While a patient is healing, use this code when they come in for their follow-up.
Revised codes and medical cross-coding
This year’s last chapter contains all the codes that underwent a revision in the description of the code. A change or deletion of a word can change the meaning.
A sample of how a revision can change your sedation coding: Last year, CDT Code D9248’s nomenclature was revised from “nonintravenous conscious sedation” to “nonintravenous moderate (conscious) sedation.”
Many of the revised codes also have bearing on medical cross-coding. For instance, there have been many revisions to the codes for oral and maxillofacial surgery. These procedures often come into play after traumatic injuries and are therefore often covered by medical insurance.
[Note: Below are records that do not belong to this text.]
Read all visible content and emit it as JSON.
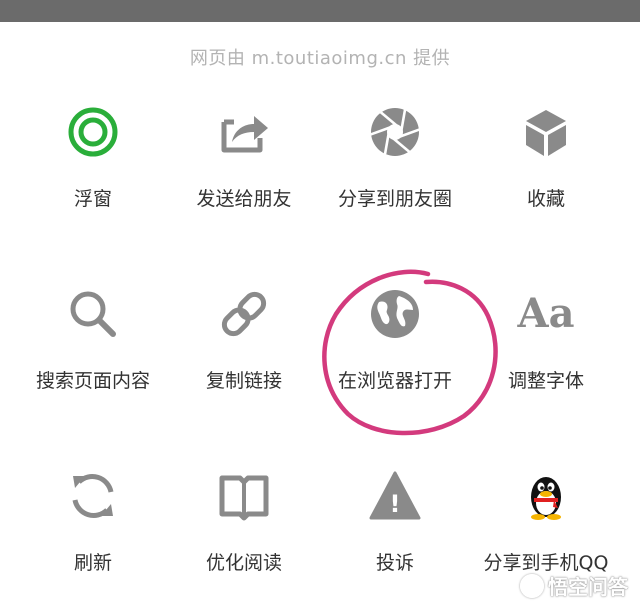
{
  "source_text": "网页由 m.toutiaoimg.cn 提供",
  "actions": [
    {
      "label": "浮窗",
      "icon": "floating-window-icon"
    },
    {
      "label": "发送给朋友",
      "icon": "share-arrow-icon"
    },
    {
      "label": "分享到朋友圈",
      "icon": "moments-shutter-icon"
    },
    {
      "label": "收藏",
      "icon": "favorite-cube-icon"
    },
    {
      "label": "搜索页面内容",
      "icon": "search-icon"
    },
    {
      "label": "复制链接",
      "icon": "link-icon"
    },
    {
      "label": "在浏览器打开",
      "icon": "globe-icon"
    },
    {
      "label": "调整字体",
      "icon": "font-size-icon",
      "glyph": "Aa"
    },
    {
      "label": "刷新",
      "icon": "refresh-icon"
    },
    {
      "label": "优化阅读",
      "icon": "book-icon"
    },
    {
      "label": "投诉",
      "icon": "warning-icon",
      "glyph": "!"
    },
    {
      "label": "分享到手机QQ",
      "icon": "qq-penguin-icon"
    }
  ],
  "colors": {
    "icon_gray": "#8a8a8a",
    "floating_green": "#2aae3a",
    "annotation_pink": "#d33a7d",
    "label_text": "#333333",
    "source_text": "#b3b3b3"
  },
  "watermark": "悟空问答"
}
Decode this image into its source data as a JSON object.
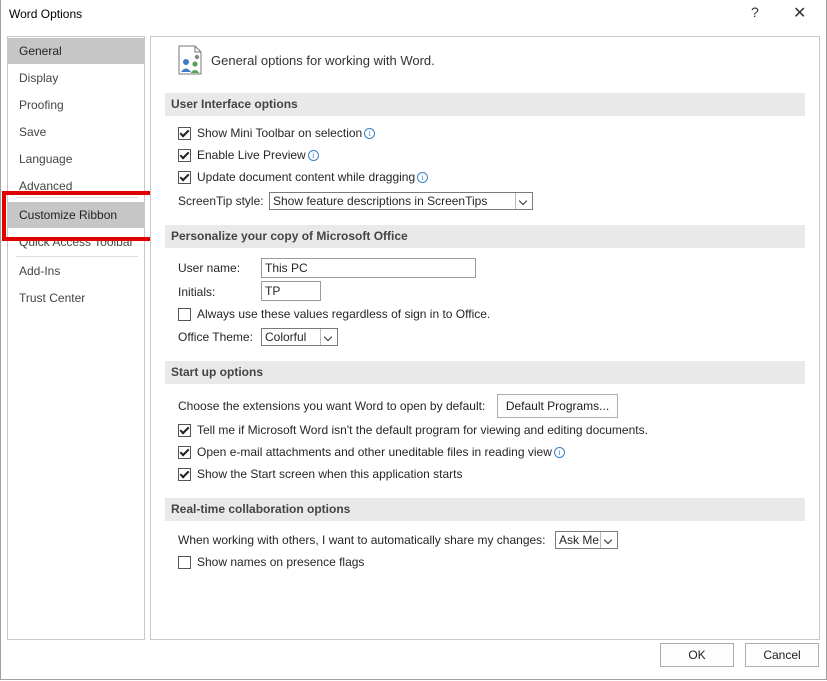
{
  "window": {
    "title": "Word Options",
    "help": "?",
    "close": "✕"
  },
  "nav": {
    "items": [
      "General",
      "Display",
      "Proofing",
      "Save",
      "Language",
      "Advanced",
      "Customize Ribbon",
      "Quick Access Toolbar",
      "Add-Ins",
      "Trust Center"
    ],
    "selected": "General",
    "highlight_color": "#e00000"
  },
  "header": {
    "text": "General options for working with Word.",
    "icon": "options-people-icon"
  },
  "ui_options": {
    "title": "User Interface options",
    "mini_toolbar": "Show Mini Toolbar on selection",
    "live_preview": "Enable Live Preview",
    "update_dragging": "Update document content while dragging",
    "screentip_label": "ScreenTip style:",
    "screentip_value": "Show feature descriptions in ScreenTips"
  },
  "personalize": {
    "title": "Personalize your copy of Microsoft Office",
    "username_label": "User name:",
    "username_value": "This PC",
    "initials_label": "Initials:",
    "initials_value": "TP",
    "always_use": "Always use these values regardless of sign in to Office.",
    "theme_label": "Office Theme:",
    "theme_value": "Colorful"
  },
  "startup": {
    "title": "Start up options",
    "extensions_label": "Choose the extensions you want Word to open by default:",
    "default_programs": "Default Programs...",
    "tell_me": "Tell me if Microsoft Word isn't the default program for viewing and editing documents.",
    "open_email": "Open e-mail attachments and other uneditable files in reading view",
    "show_start": "Show the Start screen when this application starts"
  },
  "collab": {
    "title": "Real-time collaboration options",
    "share_label": "When working with others, I want to automatically share my changes:",
    "share_value": "Ask Me",
    "presence_flags": "Show names on presence flags"
  },
  "footer": {
    "ok": "OK",
    "cancel": "Cancel"
  }
}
In other cases, these surgical procedures are necessary to restore normal function in a patient. Recently revised surgical codes include D7140, D7210, D7250, and D7280.
Since these procedures make it possible for people with oral and facial injuries to eat, talk, and breathe normally again, they might be covered by a patient’s medical insurance. In many cases, the low caps on dental insurance benefits mean that a patient with severe facial injuries will be better off financially if your office bills through medical insurance rather than dental insurance.
Finally, overused codes such as D0140 and D9110 can be swapped out for codes that instead show what you are doing, not why you are doing it.
Updating your billing procedures to reflect the new codes
These new codes go into effect in 2017, so now is the time to train your dental staff to use them. Remember, it’s not just your billing staff who need to understand changes to codes. All clinical staff should receive training so that they can identify situations when the new codes might apply, understand when it’s necessary to gather more information on medical conditions related to a procedure, and document procedures fully so that they can be eligible for medical billing whenever possible.